Ни днём, ни ночью - страница 20



– Гляди, не тресни от хвастовства. Эк тебя разбирает-то, едва копытом не бьешь. Вон уж и кольца в косице звенят, хозяина славят, – хмыкнула. – Хельги, поверю тебе, деваться мне некуда. Из Извор надо убраться, вот и иду за тобой, как теля на веревице. Сколь раз говорить, нет на тебе долга. Почто зароки кидаешь? Ты дурной, никак?

– Да хоть как обо мне думай, только не бойся ничего, – Хельги и злобится не стал, разумея, что правая она. – Кулачишки-то сжала. Раска, глядеть больно, как жилка у тебя на шее бьется. Птаха пойманная, не инако. Ништо, согреешься, отмякнешь.

И поманил за собой, пошел ходко, более уж не оборачивался. Злобы не нянькал, обиду давил: никому слов таких не кидал, только ей, а она не поверила. Оно завсегда тяжко, когда от живого и сердечного отворачиваются.

– Хельги, – позвала, – да будет тебе. Разобиделся, гляньте на него. Да куда бежишь-то, бешеный? Не поспеваю за тобой.

– Суму давай, – остановился, – вижу, тяжелая.

– Сама я, – прижала к себе котомку кожаную, обняла обеими руками.

– Сама, так сама. Рухнешь, на себя пеняй, – теперь Хельги знал, что прячет чего-то. – Вон уж причал.

Через малое время оба уж стояли у сходен.

– Хельги, друг, думал без вас уйдем, – Ньял улыбнулся, а увидев Раску, склонил голову к плечу, будто задумался. – И где ты таких находишь, Тихий? Отчего мне так не везет?

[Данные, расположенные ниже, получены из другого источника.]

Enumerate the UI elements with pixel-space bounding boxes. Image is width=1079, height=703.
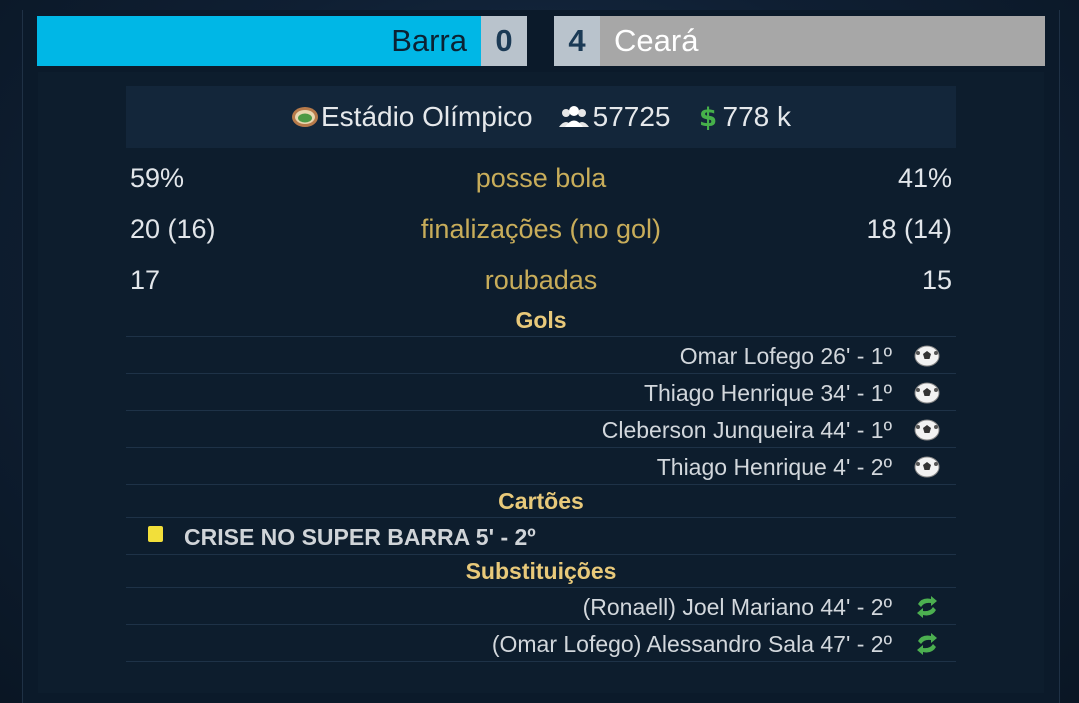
ball-icon xyxy=(914,382,940,404)
goal-text: Thiago Henrique 34' - 1º xyxy=(643,380,892,406)
stat-possession: 59% posse bola 41% xyxy=(126,154,956,202)
stat-label: roubadas xyxy=(484,265,598,295)
subs-title: Substituições xyxy=(126,555,956,588)
goal-row: Thiago Henrique 34' - 1º xyxy=(126,374,956,411)
away-team-score: 4 xyxy=(554,16,600,66)
sub-row: (Omar Lofego) Alessandro Sala 47' - 2º xyxy=(126,625,956,662)
goal-text: Omar Lofego 26' - 1º xyxy=(679,343,892,369)
away-team-name: Ceará xyxy=(614,23,699,58)
cards-title: Cartões xyxy=(126,485,956,518)
ball-icon xyxy=(914,456,940,478)
stat-tackles: 17 roubadas 15 xyxy=(126,256,956,304)
away-team-bar[interactable]: Ceará xyxy=(600,16,1045,66)
scoreboard: Barra 0 4 Ceará xyxy=(37,16,1045,66)
stat-shots: 20 (16) finalizações (no gol) 18 (14) xyxy=(126,202,956,256)
goals-title: Gols xyxy=(126,304,956,337)
goal-row: Cleberson Junqueira 44' - 1º xyxy=(126,411,956,448)
sub-text: (Omar Lofego) Alessandro Sala 47' - 2º xyxy=(491,631,892,657)
goal-row: Omar Lofego 26' - 1º xyxy=(126,337,956,374)
home-team-name: Barra xyxy=(391,23,467,58)
sub-row: (Ronaell) Joel Mariano 44' - 2º xyxy=(126,588,956,625)
ball-icon xyxy=(914,345,940,367)
substitution-icon xyxy=(917,596,937,618)
away-possession: 41% xyxy=(897,163,952,193)
goal-text: Cleberson Junqueira 44' - 1º xyxy=(601,417,892,443)
stadium-name: Estádio Olímpico xyxy=(320,101,533,132)
stat-label: posse bola xyxy=(475,163,607,193)
ball-icon xyxy=(914,419,940,441)
stat-label: finalizações (no gol) xyxy=(420,214,662,244)
substitution-icon xyxy=(917,633,937,655)
stadium-icon xyxy=(291,107,318,127)
card-text: CRISE NO SUPER BARRA 5' - 2º xyxy=(184,524,536,550)
venue-info: Estádio Olímpico 57725 $ 778 k xyxy=(126,86,956,148)
away-tackles: 15 xyxy=(921,265,952,295)
sub-text: (Ronaell) Joel Mariano 44' - 2º xyxy=(582,594,892,620)
svg-text:$: $ xyxy=(698,104,716,130)
people-icon xyxy=(558,106,589,127)
attendance: 57725 xyxy=(592,101,671,132)
goal-text: Thiago Henrique 4' - 2º xyxy=(656,454,892,480)
home-team-bar[interactable]: Barra xyxy=(37,16,481,66)
card-row: CRISE NO SUPER BARRA 5' - 2º xyxy=(126,518,956,555)
home-team-score: 0 xyxy=(481,16,527,66)
match-panel: Barra 0 4 Ceará Estádio Olímpico 57725 $… xyxy=(22,10,1060,703)
money-icon: $ xyxy=(698,104,716,130)
yellow-card-icon xyxy=(148,526,163,542)
goal-row: Thiago Henrique 4' - 2º xyxy=(126,448,956,485)
income: 778 k xyxy=(722,101,792,132)
away-shots: 18 (14) xyxy=(866,214,952,244)
match-details: Estádio Olímpico 57725 $ 778 k 59% posse… xyxy=(38,72,1044,693)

– Ньял, принимай гостя, – Хельги взял вдовицу за руку и потянул за собой.

– Здрав будь, – Раска глаза распахнула на всю ширь, глядя на высоченного варяга, а более всего на его густую бороду, в какую вплел он немало серебряных колец.

– И тебе здоровья, красивая, – Ньял оглядел ее с ног до головы. – Хельги говорил о тебе. Ты смелая.

– Друг, чего ж встал? – Хельги положил руку на плечо северянина да сжал крепенько. – Веди. Место дай. Звяга где? Коней пристроили?

– Тихий! – кричал дядька. – Где шатался? Ждали тебя...

Звяга осекся, глядя на Раску, а через миг почесал в бороде и улыбнулся довольно.

– Эх ты... – и Рыжий подошел: смотрел на вдовицу, едва не облизывался. – Здрава будь.

– И тебе не хворать, – Раска встала за спиной Хельги и глядела не так, чтоб добро.

– Рыжий, уймись, – Хельги изогнул бровь грозно, упреждая шебутного парня.

– Как скажешь, – Рыжий взор погасил, отступил к борту и уж оттуда глядел на Раску, шевелил бровями, бахвалился и широкими плечами, и богатой воинской опояской.

– Весла! – Ньял взмахнул рукой, и крепкие варяги налегли, вывели на широкую воду.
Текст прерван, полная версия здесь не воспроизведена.